U.S. Existing Home Sales Decline To One-Year Low After Harvey

The annual rate of 5.35 million units is a one-year low for U.S existing home sales. 

September 24, 2017

A drop in Houston-area home purchases after Hurricane Harvey and the lack of affordable housing overall brought August contract closings for existing homes down by 1.7 percent, according to the National Association of Realtors.

The annual rate of 5.35 million units is a one-year low for U.S sales and the 5.7-percent drop in the South, which includes Texas, was the lowest level for that region since November 2015. The inventory of available properties nationwide declined 6.5 percent compared with August 2016 to 1.88 million houses, marking the 27th consecutive year-on-year decline. The scarcity of supply helped push the median sales price up 5.6 percent to $253,500.

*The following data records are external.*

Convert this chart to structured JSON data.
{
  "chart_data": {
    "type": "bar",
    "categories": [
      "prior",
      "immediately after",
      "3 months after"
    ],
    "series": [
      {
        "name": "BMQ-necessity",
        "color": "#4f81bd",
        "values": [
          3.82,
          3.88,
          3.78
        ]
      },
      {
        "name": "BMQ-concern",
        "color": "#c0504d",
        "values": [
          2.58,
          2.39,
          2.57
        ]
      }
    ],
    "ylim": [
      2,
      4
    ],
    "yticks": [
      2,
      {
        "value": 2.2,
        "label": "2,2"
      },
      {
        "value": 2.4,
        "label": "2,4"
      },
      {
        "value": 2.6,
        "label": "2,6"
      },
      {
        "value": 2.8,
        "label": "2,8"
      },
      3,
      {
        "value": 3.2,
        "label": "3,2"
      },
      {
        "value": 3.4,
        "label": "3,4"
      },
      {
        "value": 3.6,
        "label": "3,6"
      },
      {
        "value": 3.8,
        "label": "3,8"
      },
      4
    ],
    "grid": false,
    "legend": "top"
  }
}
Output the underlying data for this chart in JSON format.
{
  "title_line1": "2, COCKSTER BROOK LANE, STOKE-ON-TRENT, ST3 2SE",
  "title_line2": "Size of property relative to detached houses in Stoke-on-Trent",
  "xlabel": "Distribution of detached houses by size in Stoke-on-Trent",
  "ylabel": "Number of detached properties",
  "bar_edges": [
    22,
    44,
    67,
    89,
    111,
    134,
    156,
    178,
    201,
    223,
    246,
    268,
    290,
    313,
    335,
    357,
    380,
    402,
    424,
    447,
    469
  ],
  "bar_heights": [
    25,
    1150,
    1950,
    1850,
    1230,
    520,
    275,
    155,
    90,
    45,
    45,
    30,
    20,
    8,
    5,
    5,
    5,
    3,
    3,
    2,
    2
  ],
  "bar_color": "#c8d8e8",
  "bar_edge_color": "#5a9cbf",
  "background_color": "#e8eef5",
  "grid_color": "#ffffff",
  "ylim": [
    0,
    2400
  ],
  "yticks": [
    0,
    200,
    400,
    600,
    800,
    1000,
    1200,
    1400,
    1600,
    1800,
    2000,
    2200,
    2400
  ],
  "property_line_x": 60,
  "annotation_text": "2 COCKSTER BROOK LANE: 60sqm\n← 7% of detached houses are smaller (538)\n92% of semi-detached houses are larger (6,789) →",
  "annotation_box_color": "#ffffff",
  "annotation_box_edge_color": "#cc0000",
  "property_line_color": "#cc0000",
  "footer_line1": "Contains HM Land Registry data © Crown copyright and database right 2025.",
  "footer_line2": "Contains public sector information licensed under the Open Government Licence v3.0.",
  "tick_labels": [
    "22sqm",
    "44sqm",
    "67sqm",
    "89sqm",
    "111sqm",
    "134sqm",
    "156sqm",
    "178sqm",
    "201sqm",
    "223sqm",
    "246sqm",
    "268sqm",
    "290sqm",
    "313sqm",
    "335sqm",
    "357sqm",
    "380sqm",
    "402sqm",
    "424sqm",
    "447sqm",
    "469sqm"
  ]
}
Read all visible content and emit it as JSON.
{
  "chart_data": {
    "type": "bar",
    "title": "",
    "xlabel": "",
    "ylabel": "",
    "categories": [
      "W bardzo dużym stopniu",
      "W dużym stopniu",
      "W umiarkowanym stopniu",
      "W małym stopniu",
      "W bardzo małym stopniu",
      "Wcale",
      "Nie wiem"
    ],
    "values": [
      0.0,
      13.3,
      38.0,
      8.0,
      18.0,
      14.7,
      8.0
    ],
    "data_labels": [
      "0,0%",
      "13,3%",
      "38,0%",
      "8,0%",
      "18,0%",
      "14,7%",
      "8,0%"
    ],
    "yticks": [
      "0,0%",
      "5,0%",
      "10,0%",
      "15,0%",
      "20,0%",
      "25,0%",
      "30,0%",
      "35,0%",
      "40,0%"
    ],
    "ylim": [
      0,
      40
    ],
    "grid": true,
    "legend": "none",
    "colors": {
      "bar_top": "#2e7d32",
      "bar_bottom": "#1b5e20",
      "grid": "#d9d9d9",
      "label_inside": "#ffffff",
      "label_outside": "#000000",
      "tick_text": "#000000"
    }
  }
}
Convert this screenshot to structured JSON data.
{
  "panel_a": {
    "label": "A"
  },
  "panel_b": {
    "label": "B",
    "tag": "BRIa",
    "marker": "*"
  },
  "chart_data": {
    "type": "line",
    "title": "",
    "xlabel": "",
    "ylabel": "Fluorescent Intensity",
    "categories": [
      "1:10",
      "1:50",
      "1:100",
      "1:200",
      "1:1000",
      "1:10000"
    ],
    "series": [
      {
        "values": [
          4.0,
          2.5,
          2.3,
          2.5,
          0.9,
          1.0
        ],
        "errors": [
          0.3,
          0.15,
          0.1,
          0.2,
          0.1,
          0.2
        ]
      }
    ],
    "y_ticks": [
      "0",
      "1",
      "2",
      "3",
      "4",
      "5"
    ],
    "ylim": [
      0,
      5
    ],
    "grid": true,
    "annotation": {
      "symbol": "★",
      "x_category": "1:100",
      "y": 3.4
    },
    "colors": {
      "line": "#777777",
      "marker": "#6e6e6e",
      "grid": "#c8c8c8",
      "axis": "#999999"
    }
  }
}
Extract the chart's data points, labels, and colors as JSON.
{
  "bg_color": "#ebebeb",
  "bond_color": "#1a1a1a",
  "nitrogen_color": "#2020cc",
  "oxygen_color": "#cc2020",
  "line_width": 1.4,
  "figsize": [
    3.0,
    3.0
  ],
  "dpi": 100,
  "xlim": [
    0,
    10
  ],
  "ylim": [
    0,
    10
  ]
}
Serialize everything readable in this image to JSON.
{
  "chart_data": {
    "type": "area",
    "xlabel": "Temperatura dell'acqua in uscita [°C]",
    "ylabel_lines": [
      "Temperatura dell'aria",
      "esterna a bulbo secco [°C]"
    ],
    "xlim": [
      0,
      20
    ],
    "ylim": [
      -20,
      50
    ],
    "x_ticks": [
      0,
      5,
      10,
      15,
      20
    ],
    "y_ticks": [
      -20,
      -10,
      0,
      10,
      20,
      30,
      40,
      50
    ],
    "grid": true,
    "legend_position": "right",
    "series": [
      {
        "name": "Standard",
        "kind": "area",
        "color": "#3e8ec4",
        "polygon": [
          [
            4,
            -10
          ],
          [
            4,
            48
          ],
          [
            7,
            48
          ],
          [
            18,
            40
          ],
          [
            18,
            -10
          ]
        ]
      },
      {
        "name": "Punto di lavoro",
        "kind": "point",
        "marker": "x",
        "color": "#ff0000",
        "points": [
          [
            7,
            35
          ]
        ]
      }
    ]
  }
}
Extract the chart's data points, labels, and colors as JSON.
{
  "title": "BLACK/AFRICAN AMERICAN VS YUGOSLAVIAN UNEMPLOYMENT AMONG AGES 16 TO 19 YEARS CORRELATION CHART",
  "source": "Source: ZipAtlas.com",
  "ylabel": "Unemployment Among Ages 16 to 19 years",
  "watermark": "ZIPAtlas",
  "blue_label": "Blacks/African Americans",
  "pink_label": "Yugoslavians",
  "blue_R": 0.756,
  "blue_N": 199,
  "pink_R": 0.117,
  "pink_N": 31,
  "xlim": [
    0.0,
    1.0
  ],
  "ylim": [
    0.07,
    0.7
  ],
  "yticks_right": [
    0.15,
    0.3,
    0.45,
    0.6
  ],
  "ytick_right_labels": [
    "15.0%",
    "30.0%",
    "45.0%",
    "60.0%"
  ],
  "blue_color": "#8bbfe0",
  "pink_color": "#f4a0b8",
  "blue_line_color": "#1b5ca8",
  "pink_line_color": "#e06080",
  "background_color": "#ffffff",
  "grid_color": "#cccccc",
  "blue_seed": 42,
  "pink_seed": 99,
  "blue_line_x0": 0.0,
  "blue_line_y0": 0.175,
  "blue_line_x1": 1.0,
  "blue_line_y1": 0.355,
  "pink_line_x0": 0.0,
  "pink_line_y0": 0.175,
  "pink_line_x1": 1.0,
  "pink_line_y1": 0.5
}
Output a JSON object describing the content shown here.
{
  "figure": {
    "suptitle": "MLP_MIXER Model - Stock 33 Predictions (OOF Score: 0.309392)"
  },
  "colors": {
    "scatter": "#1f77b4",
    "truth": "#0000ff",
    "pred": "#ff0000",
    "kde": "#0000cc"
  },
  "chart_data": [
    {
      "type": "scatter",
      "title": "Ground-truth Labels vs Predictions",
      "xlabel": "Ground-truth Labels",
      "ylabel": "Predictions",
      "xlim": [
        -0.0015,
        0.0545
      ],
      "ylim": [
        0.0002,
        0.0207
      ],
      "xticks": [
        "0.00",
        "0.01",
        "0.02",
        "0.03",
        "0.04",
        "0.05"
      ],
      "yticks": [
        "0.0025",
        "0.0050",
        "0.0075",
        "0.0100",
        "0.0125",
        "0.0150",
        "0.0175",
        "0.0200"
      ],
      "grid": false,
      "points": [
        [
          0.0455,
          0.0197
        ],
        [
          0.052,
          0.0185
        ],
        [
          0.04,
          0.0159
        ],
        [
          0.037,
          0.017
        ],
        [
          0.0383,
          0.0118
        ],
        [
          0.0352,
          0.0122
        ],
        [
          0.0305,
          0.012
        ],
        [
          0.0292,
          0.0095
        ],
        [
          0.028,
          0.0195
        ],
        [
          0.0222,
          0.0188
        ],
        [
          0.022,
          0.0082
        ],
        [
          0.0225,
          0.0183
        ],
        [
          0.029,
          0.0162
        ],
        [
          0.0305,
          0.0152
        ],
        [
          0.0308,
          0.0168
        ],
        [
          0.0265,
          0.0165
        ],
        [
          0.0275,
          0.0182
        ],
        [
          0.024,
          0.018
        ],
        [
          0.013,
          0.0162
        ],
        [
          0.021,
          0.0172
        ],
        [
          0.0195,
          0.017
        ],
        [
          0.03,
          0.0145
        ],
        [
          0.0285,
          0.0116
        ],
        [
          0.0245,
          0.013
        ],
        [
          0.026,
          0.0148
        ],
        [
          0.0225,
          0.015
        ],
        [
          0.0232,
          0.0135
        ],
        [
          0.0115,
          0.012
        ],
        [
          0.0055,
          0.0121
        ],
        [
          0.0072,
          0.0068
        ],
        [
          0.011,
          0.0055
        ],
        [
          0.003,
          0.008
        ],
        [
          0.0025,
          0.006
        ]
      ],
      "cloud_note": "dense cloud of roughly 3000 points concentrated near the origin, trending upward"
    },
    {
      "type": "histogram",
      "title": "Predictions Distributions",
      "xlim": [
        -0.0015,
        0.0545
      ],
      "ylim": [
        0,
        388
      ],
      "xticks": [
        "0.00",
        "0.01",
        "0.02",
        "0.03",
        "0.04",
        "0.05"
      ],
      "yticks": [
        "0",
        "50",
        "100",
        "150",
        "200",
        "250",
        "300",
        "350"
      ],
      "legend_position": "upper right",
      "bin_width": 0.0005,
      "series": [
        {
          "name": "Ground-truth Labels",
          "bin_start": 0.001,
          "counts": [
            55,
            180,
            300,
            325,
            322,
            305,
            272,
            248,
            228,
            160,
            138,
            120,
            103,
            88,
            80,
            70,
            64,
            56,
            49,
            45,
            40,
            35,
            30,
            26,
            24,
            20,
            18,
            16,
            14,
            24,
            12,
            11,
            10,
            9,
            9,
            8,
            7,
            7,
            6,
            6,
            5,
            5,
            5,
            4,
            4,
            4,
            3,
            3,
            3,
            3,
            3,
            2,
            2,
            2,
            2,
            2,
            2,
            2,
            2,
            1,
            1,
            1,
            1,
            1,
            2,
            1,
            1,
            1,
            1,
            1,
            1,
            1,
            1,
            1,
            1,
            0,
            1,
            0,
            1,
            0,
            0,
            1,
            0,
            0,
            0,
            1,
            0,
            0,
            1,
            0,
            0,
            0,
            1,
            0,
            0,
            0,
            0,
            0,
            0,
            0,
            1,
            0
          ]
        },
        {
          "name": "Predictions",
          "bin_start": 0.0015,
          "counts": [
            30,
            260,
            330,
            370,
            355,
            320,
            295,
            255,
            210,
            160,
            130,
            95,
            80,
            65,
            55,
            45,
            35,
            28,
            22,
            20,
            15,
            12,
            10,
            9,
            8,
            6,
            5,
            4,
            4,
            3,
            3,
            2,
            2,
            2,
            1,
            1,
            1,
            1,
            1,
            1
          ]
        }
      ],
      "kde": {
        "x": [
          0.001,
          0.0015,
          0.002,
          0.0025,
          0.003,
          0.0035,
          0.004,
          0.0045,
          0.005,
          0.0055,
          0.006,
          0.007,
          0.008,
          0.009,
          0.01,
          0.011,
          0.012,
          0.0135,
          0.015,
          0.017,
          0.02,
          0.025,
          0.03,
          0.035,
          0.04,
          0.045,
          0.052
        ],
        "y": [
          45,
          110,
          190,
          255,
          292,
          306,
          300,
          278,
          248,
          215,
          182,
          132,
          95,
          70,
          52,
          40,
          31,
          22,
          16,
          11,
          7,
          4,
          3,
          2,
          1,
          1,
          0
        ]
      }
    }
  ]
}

According to a Bloomberg report, economists expect U.S. housing sales in 2017 to be weaker than last year as sales and construction in Texas and Florida take a pause to clean up from the aftermath of hurricanes Harvey and Irma before gaining momentum later this year and into 2018.

Even before the storms, home price growth was exceeding wage gains because of lean inventory, crimping affordability for some and leaving buyers with fewer properties to choose from. At the same time, a steady job market and still-low borrowing costs remain sources of support for the housing recovery.